Kang BJ, Koh Y, Lim CM, Huh JW, Baek S, Han M, Seo HS, Suh HJ, Seo GJ, Kim EY, Hong SB.
Intensive Care Med. 2015 Feb 18. PMID: 25691263
✔ 背景
High flow nasal cannula(HFNC)で呼吸不全患者の挿管を避けることができるかもしれないと言われている。一方で、HFNCによる管理が失敗し、気管挿管遅れることでどのような不利益が生じるのかは分かっていなかった。
✔ 方法
単施設後向き観察研究。HFNCを使用したが気管挿管に至った症例を対象とし、HFNC開始から48時間未満で気管挿管を行った早期群と48時間以降に気管挿管した晩期群の予後を比較した。
・HFNCはどのような患者で使用されたか
SpO2>92%を達成するために9L/min以上の酸素を投与、持続する呼吸窮迫(呼吸数>24/min、副呼吸筋使用、胸郭と腹部の非同調性呼吸運動)、抜管後呼吸不全のハイリスク
・各種定義
気管挿管を必要とした場合を「HFNC失敗」と定義した。気管挿管の適応は、純酸素投与でもSpO2<90%となることが予想される低酸素性呼吸不全、pH<7.3の高炭酸ガス血症、重度呼吸窮迫(呼吸数>35)、コントロールできない低血圧(SBP<90mmHg or mAP<65mmHg)を伴う代謝性アシドーシス、意識障害や誤嚥のために気道確保が必要な状態、心肺停止
抜管後48時間人工呼吸を要さなかった状態を「抜管成功」と定義した。
「免疫抑制療法」は免疫抑制剤の使用、過去6カ月以内に総計1680mg以上のプレドニゾロンと等力価のステロイドしようと定義した。
・呼吸不全の病因
Demouleらの報告をもとに、①新規急性呼吸不全(肺炎、ARDSなど)、②慢性肺疾患急性増悪、③心原性肺水腫、④腎不全による肺水腫、⑤呼吸器感染症以外による敗血症性ショック、⑥抜管後、の六つに分類した。
✔ 結果
期間中、616人がHFNCで管理され、そのうち177人が気管挿管に至った。ICUに入室しなかった2人を除き解析した。早期群が130人、晩期群が45人であった。大部分の患者が免疫抑制療法を行っており(40%)、血液がん(31.4%)、固形癌(24.6%)も多かった。SOFAスコアは早期群で高い傾向にあった。早期群で最も多い呼吸不全の原因は新規急性呼吸不全で、晩期群では慢性肺疾患急性増悪であった。14日死亡率、28日死亡率ICU在室日数は両群間で有意差が無かったが、ICU死亡率、抜管成功率、人工呼吸離脱率、人工呼吸不要日数はいずれも早期群で良好であった。
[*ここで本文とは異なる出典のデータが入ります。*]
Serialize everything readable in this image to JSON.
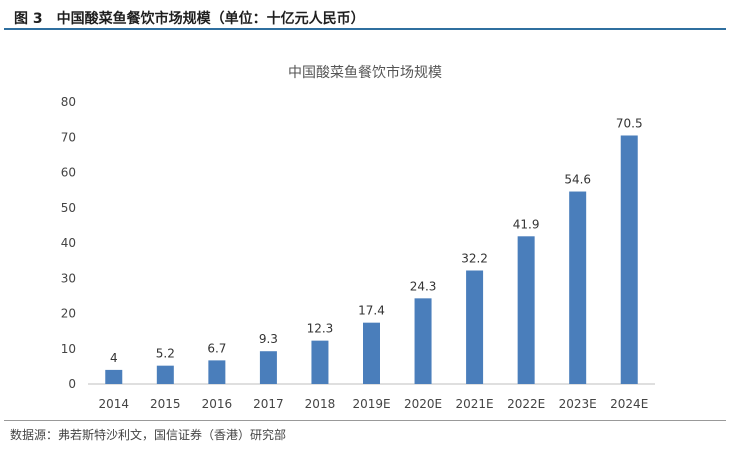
{
  "figure": {
    "caption": "图 3　中国酸菜鱼餐饮市场规模（单位：十亿元人民币）",
    "source": "数据源：弗若斯特沙利文，国信证券（香港）研究部"
  },
  "colors": {
    "bar": "#4a7ebb",
    "rule": "#2f6f9f",
    "axis": "#bfbfbf"
  },
  "chart_data": {
    "type": "bar",
    "title": "中国酸菜鱼餐饮市场规模",
    "categories": [
      "2014",
      "2015",
      "2016",
      "2017",
      "2018",
      "2019E",
      "2020E",
      "2021E",
      "2022E",
      "2023E",
      "2024E"
    ],
    "values": [
      4,
      5.2,
      6.7,
      9.3,
      12.3,
      17.4,
      24.3,
      32.2,
      41.9,
      54.6,
      70.5
    ],
    "data_labels": [
      "4",
      "5.2",
      "6.7",
      "9.3",
      "12.3",
      "17.4",
      "24.3",
      "32.2",
      "41.9",
      "54.6",
      "70.5"
    ],
    "ylim": [
      0,
      80
    ],
    "yticks": [
      0,
      10,
      20,
      30,
      40,
      50,
      60,
      70,
      80
    ],
    "grid": false,
    "legend": "none"
  }
}
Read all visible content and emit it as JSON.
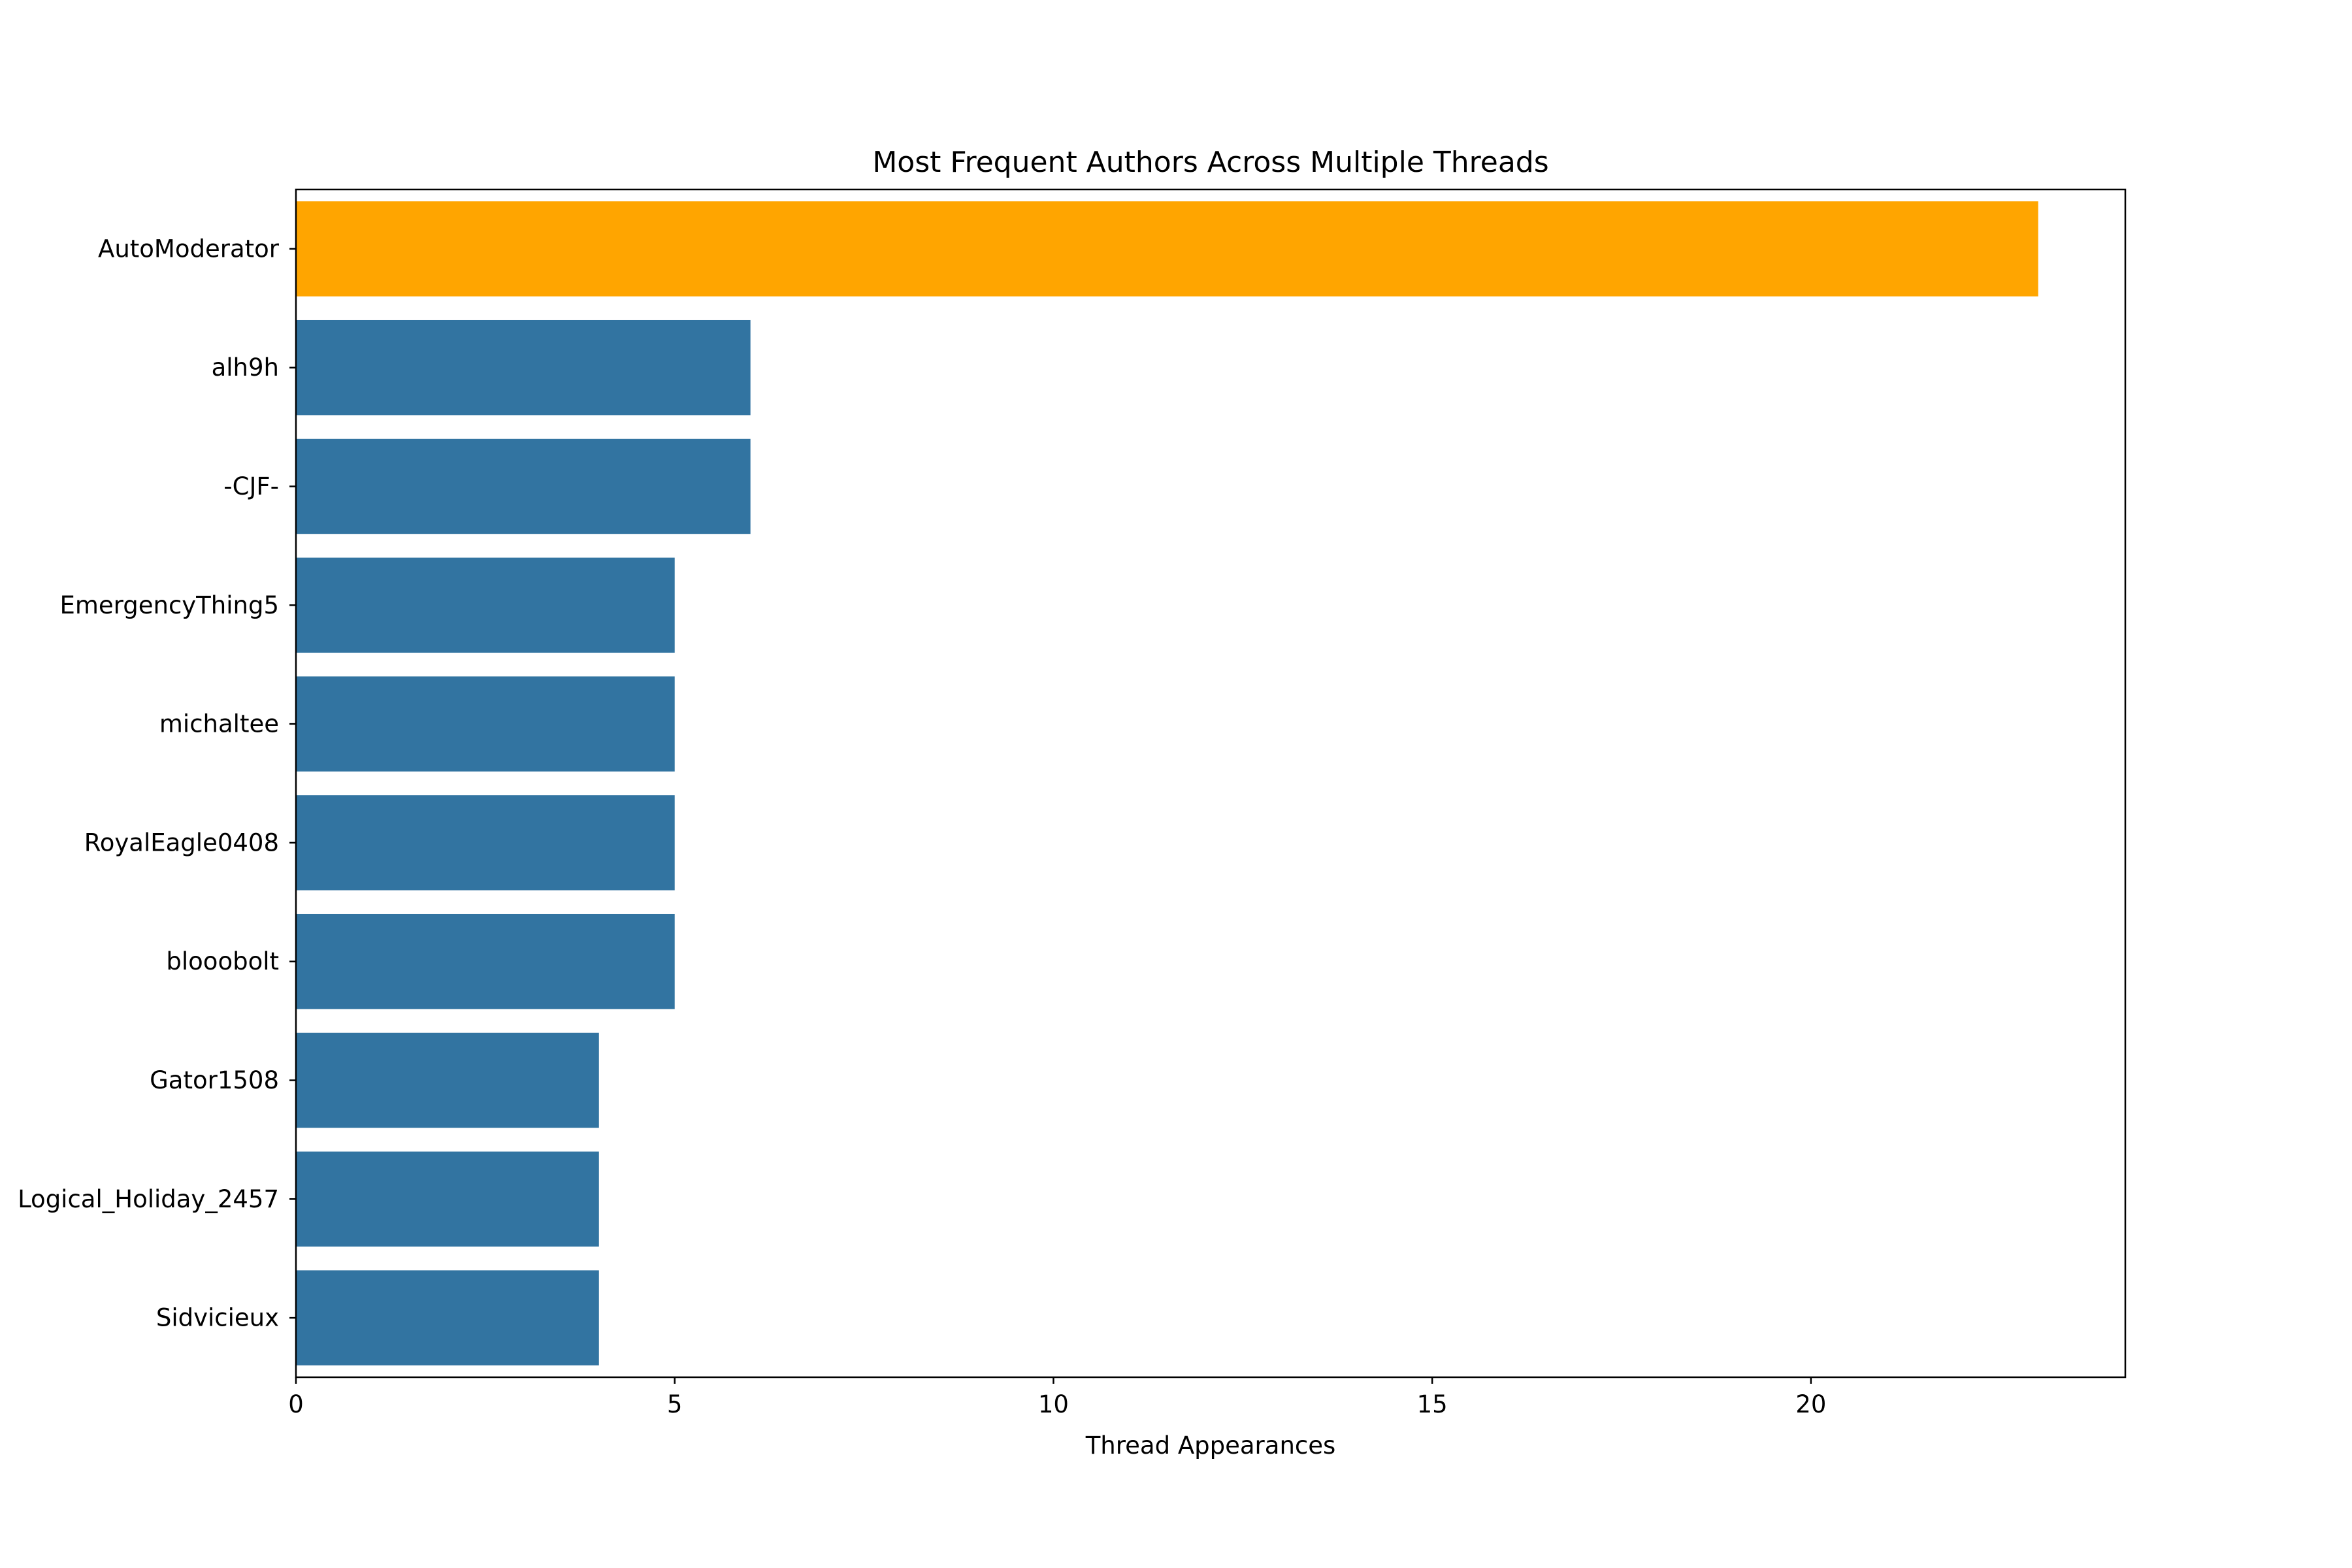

Propensity scoreでマッチさせた37人ずつで検討しても同様の結果であった。
✔ 結論
HFNC開始後48時間以降で気管挿管に至ると予後が悪い傾向がある。
Propensity scoreでマッチさせて比較(文献より引用) |
◎ 私見
HFNCの利点は、①加温加湿された酸素を供給できること、②高流量を使用することで、酸素化を改善し、小さいながらもPEEPを付与し、呼吸仕事量を軽減できること、③会話や咳、経口摂取を可能にすること、④肺炎、圧損傷などの合併症を増やさないとされること、である。本研究で、HFNCが長くなった後に気管挿管されると予後が悪いことが示された。Propensity scoreでマッチさせているとはいえ、あくまで後向きの観察研究なので必ずしもHFNCのせいで気管挿管が遅れたとは言えないとは思うが、同様の結果は非侵襲的陽圧換気で言われているし、やはり無理は禁物ということなのだろう。